Brooding pen. Feeder on the left, obscured, and waterer on the right, also obscured. Such are the perils of cameraphoning your setup after the nighttime watering.
And here’s another blurry picture of the little flock. Still learning how to use my fancy smrtfone.
And now it’s time to try to get myself to bed. My own little girls are very circadian and keep long hours as the days lengthen and spring becomes summer.
So today we went down to one of the local feed stores to get ducklings. It’s family run, less than five miles down the road, and it’s kind of like a PowerPuff Girls live action movie. Very chipper, confident young ladies running the place. A knowledgeable and very professional girl who looked about ten or twelve was manning the chick zone. She certainly knew her poultry breeds and how to handle the babies just fine.
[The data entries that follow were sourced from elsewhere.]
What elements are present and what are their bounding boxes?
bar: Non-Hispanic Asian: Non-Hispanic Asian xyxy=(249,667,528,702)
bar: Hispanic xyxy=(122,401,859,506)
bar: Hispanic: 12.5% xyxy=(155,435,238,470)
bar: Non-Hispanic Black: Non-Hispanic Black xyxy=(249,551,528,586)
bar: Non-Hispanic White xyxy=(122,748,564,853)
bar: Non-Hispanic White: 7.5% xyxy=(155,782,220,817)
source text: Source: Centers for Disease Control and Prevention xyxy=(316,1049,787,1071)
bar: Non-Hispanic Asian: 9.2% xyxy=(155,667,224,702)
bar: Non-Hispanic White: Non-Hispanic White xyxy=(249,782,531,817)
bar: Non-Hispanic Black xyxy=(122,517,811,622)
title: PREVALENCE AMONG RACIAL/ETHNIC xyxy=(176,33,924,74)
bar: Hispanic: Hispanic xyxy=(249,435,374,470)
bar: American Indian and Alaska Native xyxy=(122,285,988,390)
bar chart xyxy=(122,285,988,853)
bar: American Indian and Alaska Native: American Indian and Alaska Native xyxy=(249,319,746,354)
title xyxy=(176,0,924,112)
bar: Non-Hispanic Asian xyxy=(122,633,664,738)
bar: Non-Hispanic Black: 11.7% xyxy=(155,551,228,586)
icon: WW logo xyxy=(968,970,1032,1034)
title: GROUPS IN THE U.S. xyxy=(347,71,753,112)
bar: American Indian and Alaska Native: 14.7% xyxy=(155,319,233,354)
If you live rural, you know that the feed stores generally put out baby poultry around this time of year. The feed store had baby chicks, ducks, turkeys and geese. All were in nice setups with plenty of light, starter, water and room to scamper around. There was even a very sleepy duckling who had just hatched earlier this morning. Anyway that was the chick zone. Other times of the year other stuff is in there, but right now it’s all chicks, all the time.
First we got all the duck supplies– heat lamp, feeder/waterer, starter ration– and then we got the ducks. Three Khaki Campbells and two Cayugas.
And here they are! The Cayugas are the black ones.
Probably once I find the receipt I will do a boring post about costs, but that’s for another day. Time to go party with baby ducks!